Профессор Греков сидел во главе стола между Ольгой Сергеевной, заметной своей красивой белой шеей, своими оголенными полными руками, и сдержанно-серьезным молодым белокурым человеком, одетым в безупречно сшитый костюм; молодой человек этот один из первых, глубокомысленно поиграв в пальцах бокалом, немногословно произнес тост «за нестареющий талант виновника торжества» и был внимательно выслушан всеми.
— Кто это? — тихо спросил Никита. — Физик какой-нибудь?
— Чуть выше. Современный малый и ловкий зять, — ответил Валерий и возвел глаза к потолку. — Уже членкор. Ты посмотри, Никитушка, по-моему, наш старик ожидает орден. Доволен, как все юбиляры.
Никита бегло покосился на лица гостей, раздались возгласы, аплодисменты: Георгий Лаврентьевич, растроганный, встал, кланяясь большой седой головой, весь торжественно черно-белый — в вечернем костюме и белой рубашке с бабочкой под короткой шеей, — обнял молодого человека, и они расцеловались.
— Спасибо, спасибо… Мне дорого от талантливой молодежи. Спасибо от всей души.
Он, взволнованно покашливая, усадил молодого человека возле себя, выказывая незамедлительное желание поговорить с ним, и тотчас Никита заметил: на лицах некоторых гостей, обращенных к этому молодому человеку, появилось вроде бы ироническое выражение, какое было во время тоста на лице Валерия, а незнакомый, тучный, профессорского вида сосед его, сопевший над тарелкой, крупнолицый, бритоголовый, с салфеткой на животе, заговорил игривым баском человека, любящего пошутить:
— Если переиначить высказывания Менандра, то как это звучит, а? Тот, кого любят боги, делает сокрушительные успехи молодым. Учтите, мой дорогой студент, и делайте зарубки на носу. Юные академики всегда претендуют на окончательное и безапелляционное знание истины. Смотрите и учитесь, как этот молодой человек носит в себе это самосознание истины. А? М-м? Он даже не пьет. Питие разрушает четкую гармонию мироздания. — И, не дожидаясь ответа, выпил, пыхтя, наклонился над тарелкой, все более багровея гладковыбритой головой.
Шли разговоры.
— Нет, я за науку, которая безумна, но не настолько, чтоб быть правильной.
— Какое отношение, позвольте, имеет история к физике?
— Вы говорите: история, наука, правдивое исследование жизни человеческого общества? История — помощь и предупреждение потомкам? Где у нас в исторической науке Нильс Бор? Этот Рембрандт физики. Где, ответьте мне!

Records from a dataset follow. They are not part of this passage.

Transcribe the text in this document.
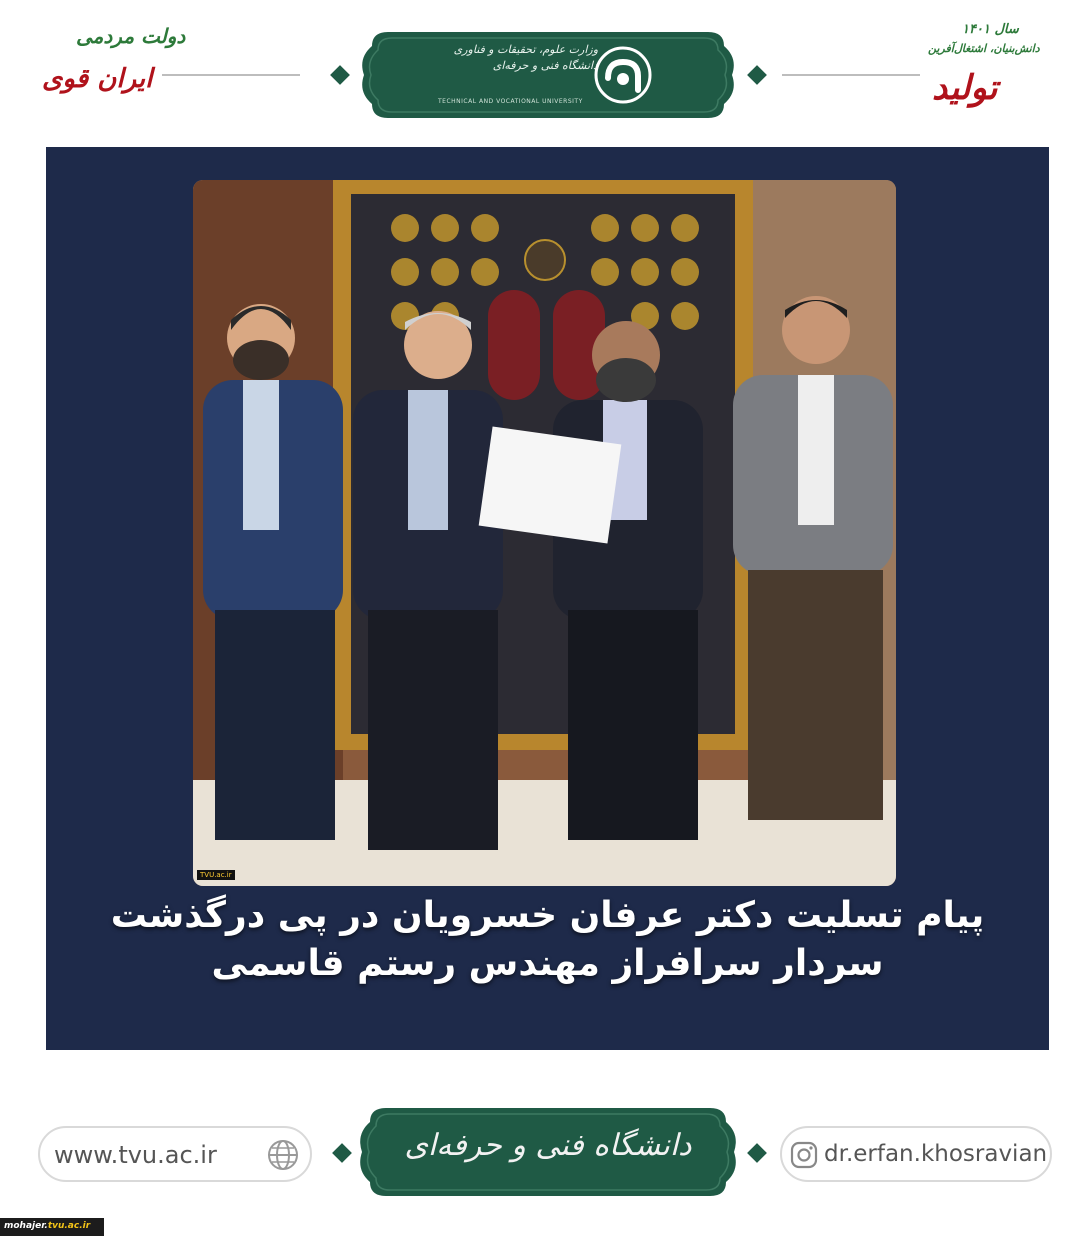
وزارت علوم، تحقیقات و فناوری
دانشگاه فنی و حرفه‌ای
TECHNICAL AND VOCATIONAL UNIVERSITY
دولت مردمی
ایران قوی
سال ۱۴۰۱
دانش‌بنیان، اشتغال‌آفرین
تولید
TVU.ac.ir
پیام تسلیت دکتر عرفان خسرویان در پی درگذشت
سردار سرافراز مهندس رستم قاسمی
www.tvu.ac.ir	دانشگاه فنی و حرفه‌ای	dr.erfan.khosravian
mohajer.tvu.ac.ir
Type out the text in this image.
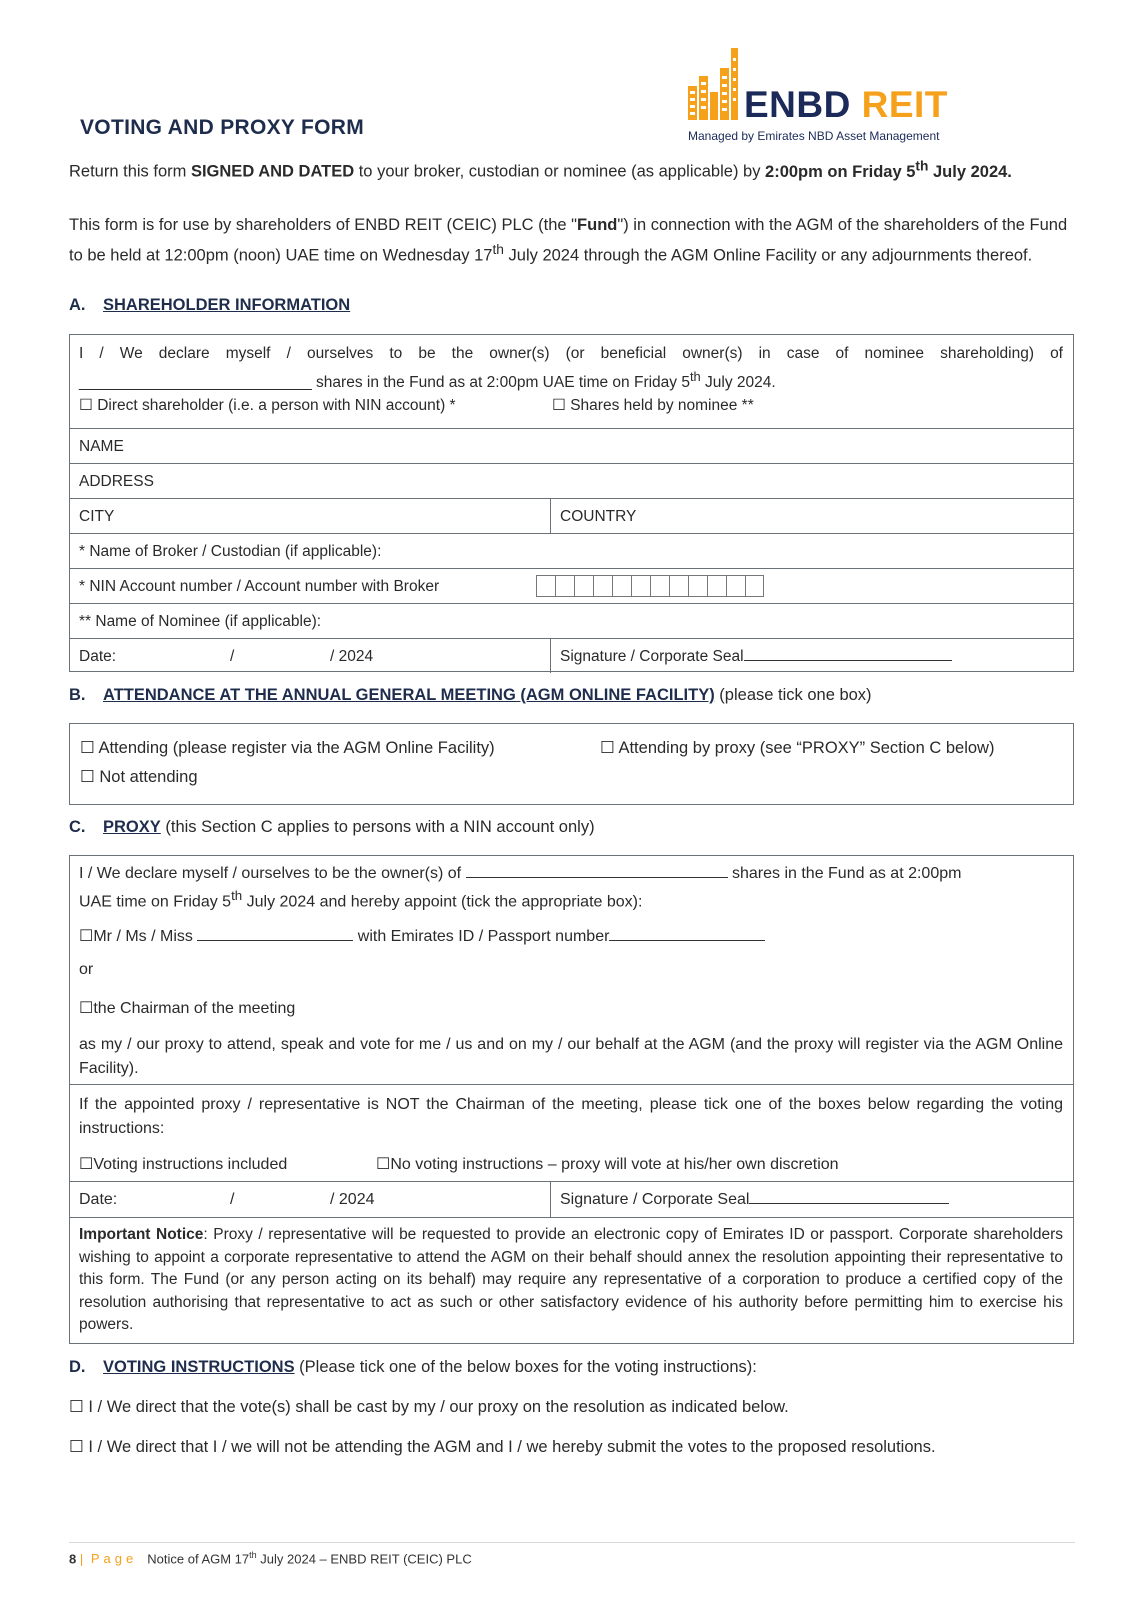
ENBD REIT
Managed by Emirates NBD Asset Management
VOTING AND PROXY FORM
Return this form SIGNED AND DATED to your broker, custodian or nominee (as applicable) by 2:00pm on Friday 5th July 2024.
This form is for use by shareholders of ENBD REIT (CEIC) PLC (the "Fund") in connection with the AGM of the shareholders of the Fund to be held at 12:00pm (noon) UAE time on Wednesday 17th July 2024 through the AGM Online Facility or any adjournments thereof.
A. SHAREHOLDER INFORMATION
I / We declare myself / ourselves to be the owner(s) (or beneficial owner(s) in case of nominee shareholding) of
___________________________ shares in the Fund as at 2:00pm UAE time on Friday 5th July 2024.
☐ Direct shareholder (i.e. a person with NIN account) *	☐ Shares held by nominee **
NAME
ADDRESS
CITY	COUNTRY
* Name of Broker / Custodian (if applicable):
* NIN Account number / Account number with Broker
** Name of Nominee (if applicable):
Date:	/	/ 2024	Signature / Corporate Seal
B. ATTENDANCE AT THE ANNUAL GENERAL MEETING (AGM ONLINE FACILITY) (please tick one box)
☐ Attending (please register via the AGM Online Facility)	☐ Attending by proxy (see “PROXY” Section C below)
☐ Not attending
C. PROXY (this Section C applies to persons with a NIN account only)
I / We declare myself / ourselves to be the owner(s) of	shares in the Fund as at 2:00pm
UAE time on Friday 5th July 2024 and hereby appoint (tick the appropriate box):
☐Mr / Ms / Miss	with Emirates ID / Passport number
or
☐the Chairman of the meeting
as my / our proxy to attend, speak and vote for me / us and on my / our behalf at the AGM (and the proxy will register via the AGM Online Facility).
If the appointed proxy / representative is NOT the Chairman of the meeting, please tick one of the boxes below regarding the voting instructions:
☐Voting instructions included	☐No voting instructions – proxy will vote at his/her own discretion
Date:	/	/ 2024	Signature / Corporate Seal
Important Notice: Proxy / representative will be requested to provide an electronic copy of Emirates ID or passport. Corporate shareholders wishing to appoint a corporate representative to attend the AGM on their behalf should annex the resolution appointing their representative to this form. The Fund (or any person acting on its behalf) may require any representative of a corporation to produce a certified copy of the resolution authorising that representative to act as such or other satisfactory evidence of his authority before permitting him to exercise his powers.
D. VOTING INSTRUCTIONS (Please tick one of the below boxes for the voting instructions):
☐ I / We direct that the vote(s) shall be cast by my / our proxy on the resolution as indicated below.
☐ I / We direct that I / we will not be attending the AGM and I / we hereby submit the votes to the proposed resolutions.
8 | Page Notice of AGM 17th July 2024 – ENBD REIT (CEIC) PLC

— Позвольте, позвольте, коллега! Во-первых, не кивайте уж так старательно на Запад, у нас в отечественной науке достаточно и своих имен и Рембрандтов. Во-вторых, конкретнее…

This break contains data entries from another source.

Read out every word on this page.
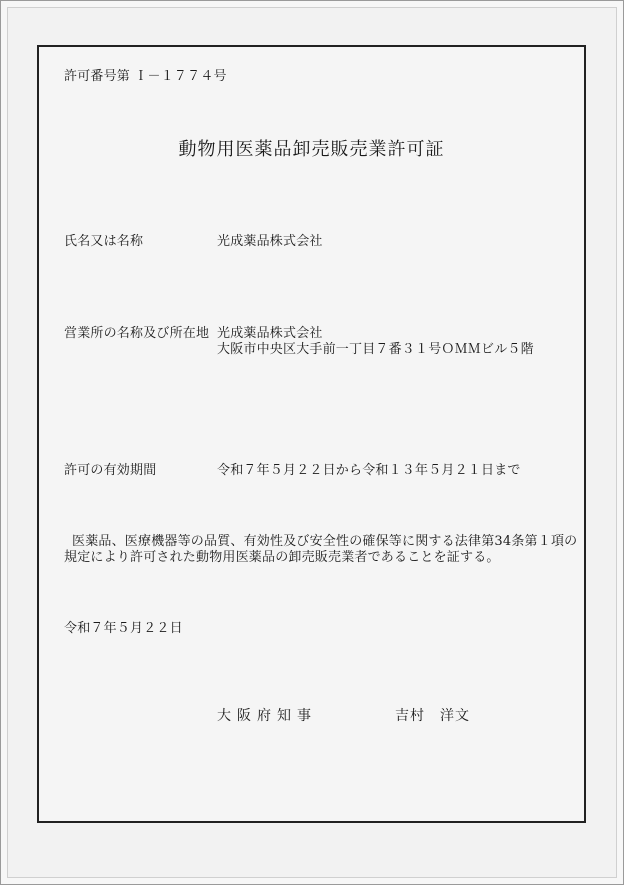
許可番号第 Ｉ－１７７４号
動物用医薬品卸売販売業許可証
氏名又は名称	光成薬品株式会社
営業所の名称及び所在地 光成薬品株式会社
大阪市中央区大手前一丁目７番３１号ＯＭＭビル５階
許可の有効期間	令和７年５月２２日から令和１３年５月２１日まで
医薬品、医療機器等の品質、有効性及び安全性の確保等に関する法律第34条第１項の
規定により許可された動物用医薬品の卸売販売業者であることを証する。
令和７年５月２２日
大阪府知事	吉村　洋文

— Ах, оставьте, профессор, эти упреки в низкопоклонстве — устарело в шестьдесят втором-то году! Ну хорошо. Где наш Андрей Рублев? Соловьев? Ключевский даже. Дело не в этом же. Дух современной физики — бесконечное обновление. Возьмите новейшую теорию элементарных частиц, свойства вакуума. Разум физиков ищет и постигает такую глубину материи, которую, казалось бы, не в силах постичь человеческий разум. А что постигаем мы, историки? Подчас мы не только не ищем истину, но опрощаем, подтасовываем исторические факты под готовую схему, которую, извините уж меня, профессор, можно назвать прокрустовым ложем. А потом удивляемся: почему это часть нашей молодежи так равнодушна к нашей науке? Порок некоторых наших ученых — пьедестальное мышление в истории!
— Вы уж только на апеллируйте к молодежи, коллега, убедительно прошу вас! Я тоже некоторым образом имею к ней отношение. Да, в работе нашего института, в наших исторических работах, разумеется, есть недостатки, но…
— Начинается! От этого ортодокса у меня диспепсия, — сказал своим простуженным голосом Валерий и, толкнув Никиту, скучающе поправил бинт на горле. — «Есть недостатки, но…» Скажите, Василий Иванович, а нельзя без «но»? — спросил он громко с гримасой наивного удивления, обращаясь к спорящим, как равный.
Эта нестеснительная самоуверенность Валерия неприятно покоробила Никиту, но в это время сидевший напротив него пожилой, узкоплечий, с глубоко посаженными глазами профессор, холодно возражавший своему соседу, замолчал, и сосед его, без пиджака, лысеющий ото лба, румяный доцент, задиристый, вызывающе взъерошенный, призывно улыбнулся Валерию; узкоплечий профессор спросил тоном сдержанного раздражения:
— Как вас прикажете понимать, Валерий? Может быть, объясните?..
— По-моему, все ясно, если вы говорили не о теннисе, — сказал Валерий, чиркая спичкой и глядя на сигарету яркими, насмешливыми глазами. — И если вы, профессор, говорили об этом «но», которое, простите, осточертело! Абсолютно!
Собрав губы в вежливую улыбку, профессор сжал и разжал на столе худые подвижные пальцы, тихонько постучал ими.
— А можно ли не так грубо, без этого студенческого арго?
— Можно, — с веселой ядовитостью согласился Валерий. — Разрешите, я буду вас цитировать. Я ведь ваш студент… Вы не обидитесь?
— Нет, почему же, пожалуйста…
— Простите, профессор, почему вы так неизменно любите это «но»?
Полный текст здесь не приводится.